Por outro lado, quanto mais a igreja se institucionaliza, se aproxima do Estado e/ou assume uma posição majoritária em determinada sociedade, ela tende a enxergar o milênio e o progresso rumo ao fim escatológico em sua própria atuação terrena num milênio político-religioso. O cristianismo parece secularizar-se e assumir um aspecto muito mais político. “Somente no reino de Cristo, o espírito cristão abandona a forma de vida eclesial que lhe é própria e obtém a forma de vida política universal” (MOLTMANN, 2004, p.185). Esse tipo de mentalidade pode ser encontrado não apenas no cristianismo pós-Constantino, mas também em outros momentos da história da civilização ocidental. Por exemplo, nos Estados Unidos, a mentalidade do Manifest Destiny e toda a concepção de nação eleita e portadora de um modelo de sociedade under God que deve ser expandida por todo o mundo nos remete imediatamente a uma concepção de milênio em curso.

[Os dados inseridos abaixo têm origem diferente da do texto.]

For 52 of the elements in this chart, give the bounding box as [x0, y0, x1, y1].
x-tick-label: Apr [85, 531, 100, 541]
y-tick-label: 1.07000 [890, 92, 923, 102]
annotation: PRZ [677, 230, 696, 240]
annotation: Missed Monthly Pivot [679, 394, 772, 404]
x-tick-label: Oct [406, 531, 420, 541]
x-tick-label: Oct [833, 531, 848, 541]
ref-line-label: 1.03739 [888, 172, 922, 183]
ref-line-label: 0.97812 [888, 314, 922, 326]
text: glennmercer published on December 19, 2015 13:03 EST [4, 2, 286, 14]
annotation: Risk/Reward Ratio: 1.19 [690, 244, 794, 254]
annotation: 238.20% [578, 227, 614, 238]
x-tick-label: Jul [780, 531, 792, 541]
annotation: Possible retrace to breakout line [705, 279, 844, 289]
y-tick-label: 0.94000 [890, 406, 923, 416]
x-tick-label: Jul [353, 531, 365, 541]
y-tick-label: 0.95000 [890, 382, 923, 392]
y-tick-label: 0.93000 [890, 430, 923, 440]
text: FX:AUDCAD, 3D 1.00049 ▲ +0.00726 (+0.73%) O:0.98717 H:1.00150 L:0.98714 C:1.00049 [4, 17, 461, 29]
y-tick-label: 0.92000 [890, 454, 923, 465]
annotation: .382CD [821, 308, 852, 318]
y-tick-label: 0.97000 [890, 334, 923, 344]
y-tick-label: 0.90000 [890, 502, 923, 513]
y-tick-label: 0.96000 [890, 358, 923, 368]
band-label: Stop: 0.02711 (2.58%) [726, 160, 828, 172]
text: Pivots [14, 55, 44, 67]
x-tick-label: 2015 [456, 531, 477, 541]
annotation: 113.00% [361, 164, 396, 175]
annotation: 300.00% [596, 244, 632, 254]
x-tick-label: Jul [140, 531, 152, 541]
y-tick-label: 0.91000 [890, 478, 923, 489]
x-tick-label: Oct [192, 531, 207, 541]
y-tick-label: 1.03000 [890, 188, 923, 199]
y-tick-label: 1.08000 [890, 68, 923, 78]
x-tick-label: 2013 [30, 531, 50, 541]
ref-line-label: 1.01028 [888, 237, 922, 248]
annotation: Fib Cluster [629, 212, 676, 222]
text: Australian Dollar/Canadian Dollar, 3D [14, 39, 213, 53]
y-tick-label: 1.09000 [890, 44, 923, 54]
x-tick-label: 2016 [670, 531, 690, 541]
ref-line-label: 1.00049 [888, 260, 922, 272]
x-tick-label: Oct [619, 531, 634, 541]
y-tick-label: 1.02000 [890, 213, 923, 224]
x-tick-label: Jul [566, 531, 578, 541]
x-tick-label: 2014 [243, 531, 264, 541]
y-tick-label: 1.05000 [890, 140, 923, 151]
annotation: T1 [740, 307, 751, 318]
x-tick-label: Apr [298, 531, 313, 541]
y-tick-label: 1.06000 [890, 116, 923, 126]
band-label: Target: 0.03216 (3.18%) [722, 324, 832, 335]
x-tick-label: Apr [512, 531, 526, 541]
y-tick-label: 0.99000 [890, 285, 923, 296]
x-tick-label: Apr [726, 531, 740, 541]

Resumindo, vemos que as concepções escatológicas sobre o retorno de Cristo e seu reinado milenar estão estreitamente ligadas a questões políticas e sociais. A distância do grupo em relação ao centro do poder político parece definir, em boa parte, sua concepção quanto ao retorno de Cristo. Os perseguidos, discriminados e alijados do jogo do poder, além de grupos em sociedades e épocas onde haja contestação de valores morais e incertezas quanto à segurança futura, tendem a aguardar ansiosamente pela segunda vinda de Cristo como um remédio para uma civilização decadente que persegue os fiéis e despreza os valores religiosos. Por outro lado, a igreja “vitoriosa”, majoritária, bem próxima ao poder e influente na esfera política vê em sua própria atuação o reino milenar em progresso. Não há necessidade de um retorno de Cristo em glória. Ele já está sendo glorificado pela atuação da cristandade no mundo através da igreja e dos líderes políticos cristãos. Movimentos milenaristas, dentro dessa lógica, se colocam contra o milênio da igreja e contestam seus valores. Por isso, normalmente são perseguidos.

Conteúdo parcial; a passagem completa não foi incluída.